Locals’ fury as they face a 40-mile cross-county trek as town loses last bank | Personal Finance | Finance


Many Settle residents will be upset and angry that their town’s last bank branch has closed, with the nearest branch now around 20 miles away.

It is particularly concerning, as this could place vulnerable people in difficult situations, with no direct public transport options.

Sadly, it isn’t the first community to lose its last bank branch in town, and it won’t be the last. Closed bank branches aren’t just high street eyesores, they are barriers to some of
the most vulnerable people in our society accessing vital in-person services. The risk of some members of society – the elderly, people on lower incomes, small business owners and those living with disabilities – being cut adrift is extremely concerning.

When bank branches close, customers are often directed to their nearest Post Office. They can provide a lifeline, but don’t offer full services.

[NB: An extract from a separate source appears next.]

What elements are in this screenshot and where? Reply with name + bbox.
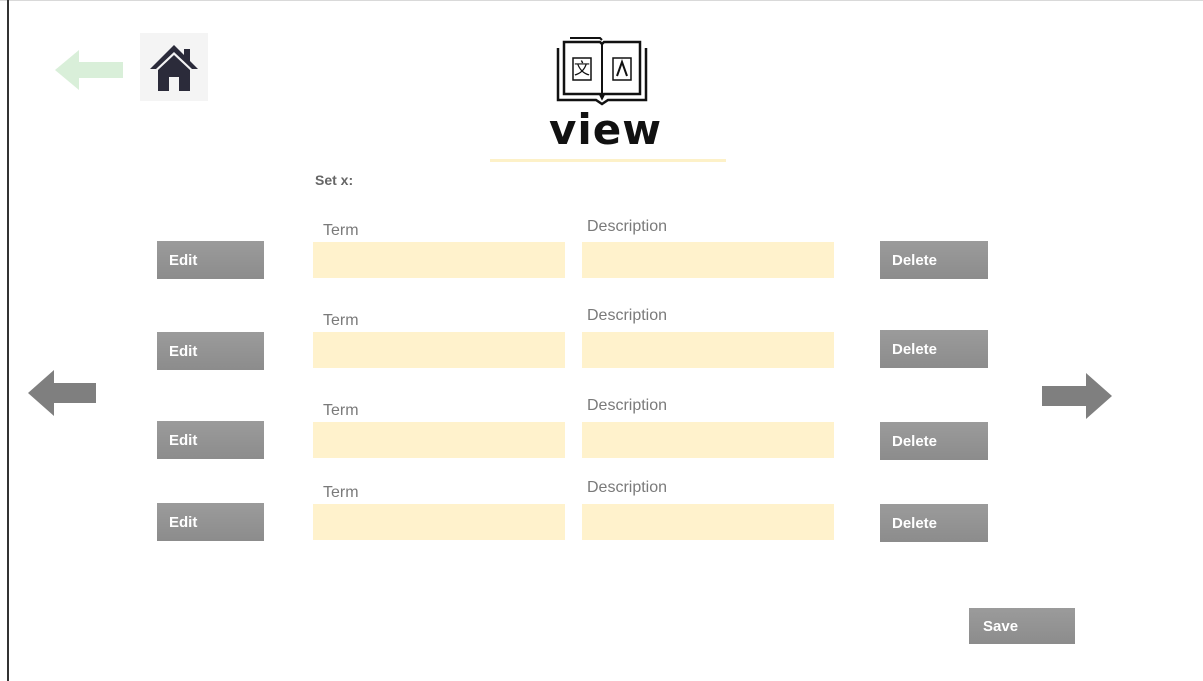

Industry proposals to plug the gaps left by closed branches, such as shared banking hubs, are welcomed but aren’t yet at sufficient scale to act as suitable replacements.

Since 2015, the UK has lost some 5,597 branches. Yet only 80 shared hubs have been announced, while just seven actually run.

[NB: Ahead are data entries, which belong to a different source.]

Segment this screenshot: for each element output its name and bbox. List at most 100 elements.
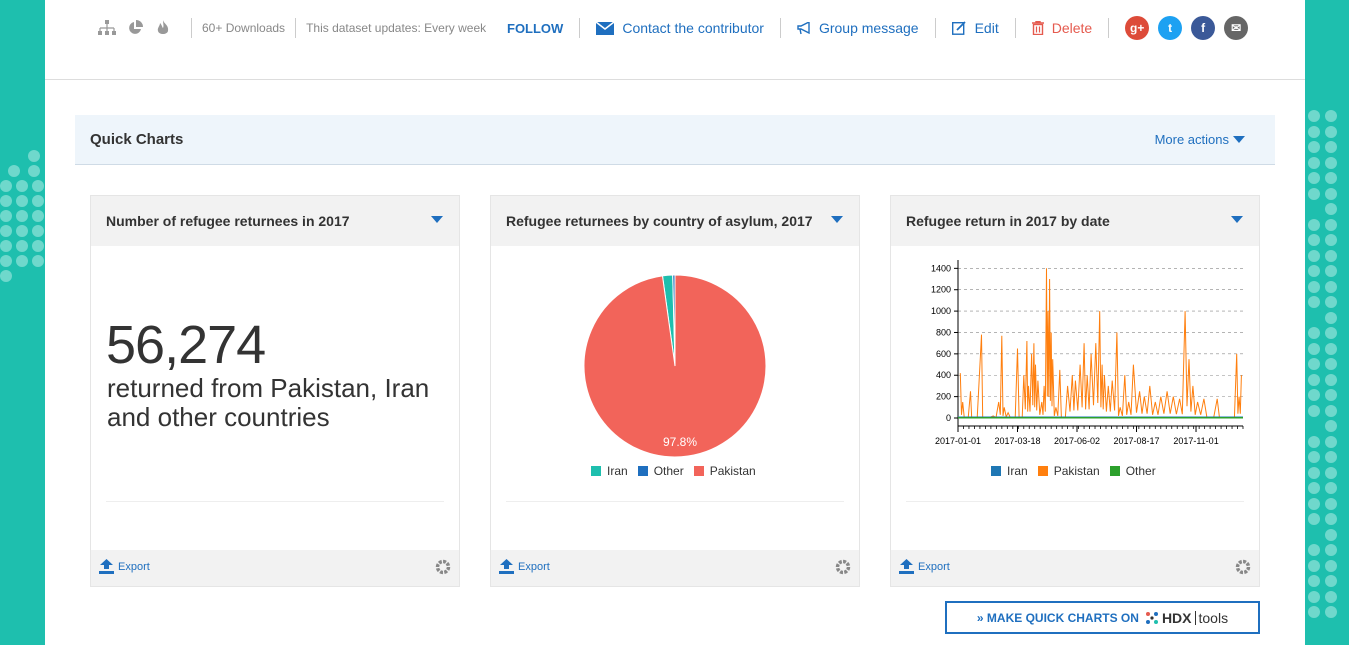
sitemap-icon[interactable]	[97, 19, 117, 37]
decorative-dot	[1325, 420, 1337, 432]
edit-icon	[951, 21, 966, 35]
caret-down-icon	[1233, 136, 1245, 143]
hdx-tools-logo: HDX tools	[1145, 610, 1228, 626]
decorative-dot	[1308, 156, 1320, 169]
card-menu-caret-icon[interactable]	[1231, 216, 1243, 223]
decorative-dot	[1308, 265, 1320, 277]
card-title: Number of refugee returnees in 2017	[106, 213, 350, 229]
twitter-icon[interactable]: t	[1158, 16, 1183, 40]
decorative-dot	[1325, 141, 1337, 153]
edit-label: Edit	[974, 20, 999, 36]
y-tick-label: 0	[946, 413, 951, 423]
card-footer: Export	[491, 550, 859, 586]
decorative-dot	[1325, 590, 1337, 603]
decorative-dot	[1325, 451, 1337, 463]
legend-item-iran: Iran	[991, 464, 1028, 478]
y-tick-label: 400	[936, 370, 951, 380]
upload-icon	[99, 559, 114, 574]
decorative-dot	[1308, 234, 1320, 246]
contact-contributor-link[interactable]: Contact the contributor	[596, 20, 764, 36]
decorative-dot	[1308, 296, 1320, 308]
decorative-dot	[1325, 389, 1337, 401]
x-tick-label: 2017-11-01	[1173, 436, 1218, 446]
decorative-dots-right	[1305, 110, 1349, 620]
group-message-link[interactable]: Group message	[797, 20, 919, 36]
update-frequency: This dataset updates: Every week	[306, 21, 487, 35]
decorative-dot	[1308, 358, 1320, 370]
edit-link[interactable]: Edit	[951, 20, 999, 36]
decorative-dot	[32, 180, 44, 192]
decorative-dot	[1308, 466, 1320, 479]
divider	[106, 501, 444, 502]
divider	[506, 501, 844, 502]
pie-legend: Iran Other Pakistan	[591, 464, 766, 478]
decorative-dot	[1308, 373, 1320, 386]
decorative-dot	[1308, 513, 1320, 525]
decorative-dot	[1325, 234, 1337, 246]
divider	[1014, 18, 1016, 38]
contact-label: Contact the contributor	[622, 20, 764, 36]
export-label: Export	[118, 560, 150, 573]
pie-chart-icon[interactable]	[125, 19, 145, 37]
decorative-dot	[1325, 249, 1337, 262]
decorative-dot	[1325, 606, 1337, 618]
decorative-dot	[1325, 203, 1337, 215]
card-menu-caret-icon[interactable]	[431, 216, 443, 223]
decorative-dots-left	[0, 150, 45, 290]
settings-gear-icon[interactable]	[834, 558, 852, 581]
decorative-dot	[1325, 482, 1337, 494]
upload-icon	[499, 559, 514, 574]
decorative-dot	[1308, 482, 1320, 494]
downloads-count: 60+ Downloads	[202, 21, 286, 35]
decorative-dot	[1325, 265, 1337, 277]
decorative-dot	[1308, 342, 1320, 355]
decorative-dot	[1308, 497, 1320, 510]
divider	[191, 18, 192, 38]
decorative-dot	[1325, 544, 1337, 556]
settings-gear-icon[interactable]	[434, 558, 452, 581]
follow-button[interactable]: FOLLOW	[507, 21, 563, 36]
decorative-dot	[32, 195, 44, 207]
decorative-dot	[1325, 497, 1337, 510]
decorative-dot	[1325, 575, 1337, 587]
chart-card-pie: Refugee returnees by country of asylum, …	[490, 195, 860, 587]
series-line-pakistan	[959, 268, 1242, 419]
x-tick-label: 2017-01-01	[935, 436, 981, 446]
decorative-dot	[28, 165, 40, 177]
google-plus-icon[interactable]: g+	[1125, 16, 1150, 40]
decorative-dot	[1325, 156, 1337, 169]
card-header: Refugee return in 2017 by date	[891, 196, 1259, 246]
line-legend: Iran Pakistan Other	[991, 464, 1166, 478]
trash-icon	[1031, 21, 1044, 35]
decorative-dot	[1308, 327, 1320, 339]
decorative-dot	[1325, 342, 1337, 355]
legend-item-iran: Iran	[591, 464, 628, 478]
card-menu-caret-icon[interactable]	[831, 216, 843, 223]
legend-item-other: Other	[637, 464, 684, 478]
legend-item-pakistan: Pakistan	[1037, 464, 1100, 478]
decorative-dot	[1325, 187, 1337, 200]
decorative-dot	[1325, 373, 1337, 386]
make-quick-charts-button[interactable]: » MAKE QUICK CHARTS ON HDX tools	[945, 601, 1260, 634]
decorative-dot	[1308, 125, 1320, 138]
facebook-icon[interactable]: f	[1191, 16, 1216, 40]
more-actions-dropdown[interactable]: More actions	[1155, 132, 1245, 147]
x-tick-label: 2017-03-18	[994, 436, 1040, 446]
decorative-dot	[1308, 559, 1320, 572]
export-button[interactable]: Export	[99, 559, 150, 574]
decorative-dot	[1308, 172, 1320, 184]
export-button[interactable]: Export	[499, 559, 550, 574]
decorative-dot	[1308, 544, 1320, 556]
divider	[1108, 18, 1110, 38]
dataset-meta: 60+ Downloads This dataset updates: Ever…	[97, 18, 486, 38]
decorative-dot	[1325, 358, 1337, 370]
decorative-dot	[1325, 435, 1337, 448]
export-button[interactable]: Export	[899, 559, 950, 574]
email-icon[interactable]: ✉	[1224, 16, 1249, 40]
decorative-dot	[1325, 327, 1337, 339]
decorative-dot	[16, 210, 28, 222]
legend-item-pakistan: Pakistan	[693, 464, 756, 478]
decorative-dot	[16, 180, 28, 192]
delete-link[interactable]: Delete	[1031, 20, 1092, 36]
settings-gear-icon[interactable]	[1234, 558, 1252, 581]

Thanks to campaigning from Which? and other organisations including the Daily Express, in August the Government pledged to protect free access to cash withdrawals and deposits within certain minimum distances.

While it should mean that those living in areas which have seen their last branch close will be entitled to other facilities, it won’t replace all the services that were relied on.

The Financial Conduct Authority must therefore keep a close eye on developments and be ready to respond to specific issues that may arise in local communities.